Inculpés pour diffusion et publication de fausses informations, le directeur de publication du quotidien indépendant La Gazette des Comores et son secrétaire de rédaction avaient été interdits, par le juge d’instruction, de rédiger des articles. Une mesure qui vient d’être levée.
Un répit pour les deux journalistes de La Gazette des Comores. El-had Said Omar et Toufé Maecha ont obtenu une première victoire avec la levée totale des mesures qui leur avaient été imposées, début juin, par un juge d’instruction du tribunal de Moroni.
Poursuivis respectivement pour publication et diffusion de fausses informations de nature à troubler l’ordre public, ainsi que pour complicité, les deux journalistes avaient été placés sous contrôle judiciaire le 10 juin. El-had, directeur de publication du journal, et son collaborateur Toufé devaient se présenter deux fois par semaine au cabinet du juge. Ils avaient également l’interdiction de rédiger des articles et de quitter la Grande Comore sans autorisation.
Estimant ces mesures disproportionnées, les deux journalistes ont fait appel devant la cour d’appel de Moroni. Celle-ci a statué en leur faveur en prononçant une mainlevée des restrictions, leur permettant ainsi de reprendre pleinement leur activité professionnelle.
Cette décision a été saluée hier par leur avocat, qui y voit une avancée significative pour la protection de la liberté de la presse et des droits de la défense.
« Je suis partiellement satisfait de cette décision, tout en respectant naturellement l’ordonnance rendue par la chambre d’accusation. La juridiction a infirmé et réformé l’ordonnance du juge d’instruction », a expliqué Me Fahmi Said Ibrahim.

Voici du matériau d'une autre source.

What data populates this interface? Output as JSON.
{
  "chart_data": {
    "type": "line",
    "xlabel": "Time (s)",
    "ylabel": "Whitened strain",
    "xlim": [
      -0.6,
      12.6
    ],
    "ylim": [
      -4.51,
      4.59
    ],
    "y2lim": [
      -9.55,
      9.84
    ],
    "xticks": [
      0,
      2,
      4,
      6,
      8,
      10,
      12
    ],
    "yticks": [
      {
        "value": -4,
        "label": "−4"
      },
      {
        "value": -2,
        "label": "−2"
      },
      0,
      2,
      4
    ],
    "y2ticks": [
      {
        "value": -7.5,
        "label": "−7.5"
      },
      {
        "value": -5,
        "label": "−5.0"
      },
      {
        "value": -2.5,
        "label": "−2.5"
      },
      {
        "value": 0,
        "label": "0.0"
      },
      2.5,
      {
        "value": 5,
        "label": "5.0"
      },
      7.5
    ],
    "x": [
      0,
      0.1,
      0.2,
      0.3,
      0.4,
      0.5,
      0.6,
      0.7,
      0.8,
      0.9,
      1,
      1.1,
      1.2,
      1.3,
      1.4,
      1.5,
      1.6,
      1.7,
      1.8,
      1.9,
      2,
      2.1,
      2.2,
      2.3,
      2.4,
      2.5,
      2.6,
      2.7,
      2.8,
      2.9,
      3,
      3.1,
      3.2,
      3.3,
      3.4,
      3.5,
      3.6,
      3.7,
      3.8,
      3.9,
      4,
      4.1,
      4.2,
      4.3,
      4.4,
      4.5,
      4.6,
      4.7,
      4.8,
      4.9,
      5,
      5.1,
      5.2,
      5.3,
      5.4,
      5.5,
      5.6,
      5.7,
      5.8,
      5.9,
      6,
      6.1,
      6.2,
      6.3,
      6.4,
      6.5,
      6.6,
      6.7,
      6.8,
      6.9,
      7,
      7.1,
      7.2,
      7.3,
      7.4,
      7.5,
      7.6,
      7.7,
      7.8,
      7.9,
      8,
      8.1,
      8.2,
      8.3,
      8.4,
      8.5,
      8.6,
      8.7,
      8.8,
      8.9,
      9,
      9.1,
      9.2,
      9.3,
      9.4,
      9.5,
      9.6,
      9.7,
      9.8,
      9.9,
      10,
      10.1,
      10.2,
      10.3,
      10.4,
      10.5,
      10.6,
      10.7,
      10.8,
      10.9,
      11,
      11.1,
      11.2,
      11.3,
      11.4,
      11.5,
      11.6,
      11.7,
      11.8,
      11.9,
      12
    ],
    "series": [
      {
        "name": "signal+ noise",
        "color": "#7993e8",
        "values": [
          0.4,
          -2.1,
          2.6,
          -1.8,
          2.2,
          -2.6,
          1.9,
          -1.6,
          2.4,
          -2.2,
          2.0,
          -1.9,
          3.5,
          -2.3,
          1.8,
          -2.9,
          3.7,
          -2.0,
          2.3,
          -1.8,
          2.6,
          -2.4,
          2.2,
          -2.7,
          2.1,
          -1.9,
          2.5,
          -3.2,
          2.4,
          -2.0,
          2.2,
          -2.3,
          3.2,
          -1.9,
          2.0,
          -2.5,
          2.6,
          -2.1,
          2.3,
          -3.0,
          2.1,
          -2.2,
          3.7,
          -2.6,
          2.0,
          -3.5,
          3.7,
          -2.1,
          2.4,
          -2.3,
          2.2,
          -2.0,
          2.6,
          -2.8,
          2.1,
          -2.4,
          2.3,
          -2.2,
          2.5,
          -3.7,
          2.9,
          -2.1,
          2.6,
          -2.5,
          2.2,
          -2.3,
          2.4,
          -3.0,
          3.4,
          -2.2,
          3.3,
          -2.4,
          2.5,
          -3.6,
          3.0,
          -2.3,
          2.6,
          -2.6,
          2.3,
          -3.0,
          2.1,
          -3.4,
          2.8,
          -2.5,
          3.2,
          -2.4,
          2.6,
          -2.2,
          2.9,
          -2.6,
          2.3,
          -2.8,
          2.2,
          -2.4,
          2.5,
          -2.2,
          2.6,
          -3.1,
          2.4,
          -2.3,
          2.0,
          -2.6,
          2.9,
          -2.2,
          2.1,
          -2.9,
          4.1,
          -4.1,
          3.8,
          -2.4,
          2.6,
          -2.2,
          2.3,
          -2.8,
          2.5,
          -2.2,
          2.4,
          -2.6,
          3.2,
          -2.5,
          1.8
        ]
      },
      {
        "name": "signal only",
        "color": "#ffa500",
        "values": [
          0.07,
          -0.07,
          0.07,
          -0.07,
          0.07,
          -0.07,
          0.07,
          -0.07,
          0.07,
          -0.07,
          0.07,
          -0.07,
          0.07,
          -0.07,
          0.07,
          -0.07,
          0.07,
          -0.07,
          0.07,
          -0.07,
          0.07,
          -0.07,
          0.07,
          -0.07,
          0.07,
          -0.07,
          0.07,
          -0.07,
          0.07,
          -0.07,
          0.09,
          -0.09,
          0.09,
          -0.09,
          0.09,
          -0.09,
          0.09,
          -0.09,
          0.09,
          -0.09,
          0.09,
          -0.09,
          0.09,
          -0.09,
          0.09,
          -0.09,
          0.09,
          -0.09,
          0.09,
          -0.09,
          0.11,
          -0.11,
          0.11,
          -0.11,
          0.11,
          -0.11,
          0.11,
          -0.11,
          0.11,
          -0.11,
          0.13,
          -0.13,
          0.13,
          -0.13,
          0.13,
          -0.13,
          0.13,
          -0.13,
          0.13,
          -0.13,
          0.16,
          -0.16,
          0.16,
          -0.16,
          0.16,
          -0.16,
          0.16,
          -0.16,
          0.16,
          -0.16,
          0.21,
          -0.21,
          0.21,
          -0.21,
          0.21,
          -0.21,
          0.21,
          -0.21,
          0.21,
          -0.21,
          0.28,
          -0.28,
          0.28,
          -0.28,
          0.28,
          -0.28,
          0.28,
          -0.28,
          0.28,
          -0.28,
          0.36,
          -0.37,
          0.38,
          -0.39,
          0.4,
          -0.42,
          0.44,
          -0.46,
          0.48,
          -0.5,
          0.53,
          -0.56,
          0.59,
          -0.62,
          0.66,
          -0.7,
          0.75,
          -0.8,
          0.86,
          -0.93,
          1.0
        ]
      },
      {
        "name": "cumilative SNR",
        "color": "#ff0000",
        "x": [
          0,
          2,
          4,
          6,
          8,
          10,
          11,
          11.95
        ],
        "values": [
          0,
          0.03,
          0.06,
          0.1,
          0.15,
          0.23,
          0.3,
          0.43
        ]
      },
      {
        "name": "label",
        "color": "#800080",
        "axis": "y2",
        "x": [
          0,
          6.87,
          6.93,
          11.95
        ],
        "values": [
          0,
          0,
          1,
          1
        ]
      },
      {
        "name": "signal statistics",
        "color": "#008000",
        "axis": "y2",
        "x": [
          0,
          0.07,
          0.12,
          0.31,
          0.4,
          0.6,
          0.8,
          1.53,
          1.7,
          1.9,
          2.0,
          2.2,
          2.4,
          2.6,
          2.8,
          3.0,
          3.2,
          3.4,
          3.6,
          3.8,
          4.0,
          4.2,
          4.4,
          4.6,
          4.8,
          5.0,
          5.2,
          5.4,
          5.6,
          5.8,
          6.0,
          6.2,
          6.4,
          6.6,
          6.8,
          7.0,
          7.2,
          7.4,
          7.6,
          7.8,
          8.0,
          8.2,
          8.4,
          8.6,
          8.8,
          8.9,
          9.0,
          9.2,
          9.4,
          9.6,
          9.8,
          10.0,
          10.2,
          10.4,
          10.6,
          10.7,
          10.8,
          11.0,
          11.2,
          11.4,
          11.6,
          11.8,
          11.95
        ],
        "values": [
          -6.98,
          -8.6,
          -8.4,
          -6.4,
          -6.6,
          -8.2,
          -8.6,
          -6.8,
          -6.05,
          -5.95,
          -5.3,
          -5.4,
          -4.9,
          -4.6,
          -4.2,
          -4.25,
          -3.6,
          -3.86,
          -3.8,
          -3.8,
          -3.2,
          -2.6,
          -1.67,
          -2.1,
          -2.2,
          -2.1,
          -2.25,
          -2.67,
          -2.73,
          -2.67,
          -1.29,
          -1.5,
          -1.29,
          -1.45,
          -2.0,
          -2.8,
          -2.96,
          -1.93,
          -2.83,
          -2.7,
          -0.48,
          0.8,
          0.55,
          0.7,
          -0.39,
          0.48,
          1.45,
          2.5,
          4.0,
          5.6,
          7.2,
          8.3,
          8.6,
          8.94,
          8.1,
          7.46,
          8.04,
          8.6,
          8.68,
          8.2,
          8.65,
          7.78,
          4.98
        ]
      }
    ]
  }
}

Contacté par Flash Infos, l’avocat a détaillé les arguments développés devant la chambre d’accusation.
« Devant la Cour, nous avions développé deux moyens principaux. Le premier consistait à soutenir que les faits reprochés à mes clients ne réunissaient pas les éléments constitutifs des infractions sur le fondement desquelles ils sont poursuivis. Sur ce point, la Cour n’a malheureusement pas suivi notre argumentation », a-t-il expliqué.
L’avocat contestait également le bien-fondé du contrôle judiciaire imposé à ses clients.
Charte africaine des droits de l’homme
« Nous soutenions dans nos mémoires et nos plaidoiries qu’aucune nécessité légale ne justifiait le maintien de telles restrictions, lesquelles n’étaient ni proportionnées à la nature de l’affaire ni compatibles avec leur qualité de journalistes exerçant leur profession », a-t-il indiqué.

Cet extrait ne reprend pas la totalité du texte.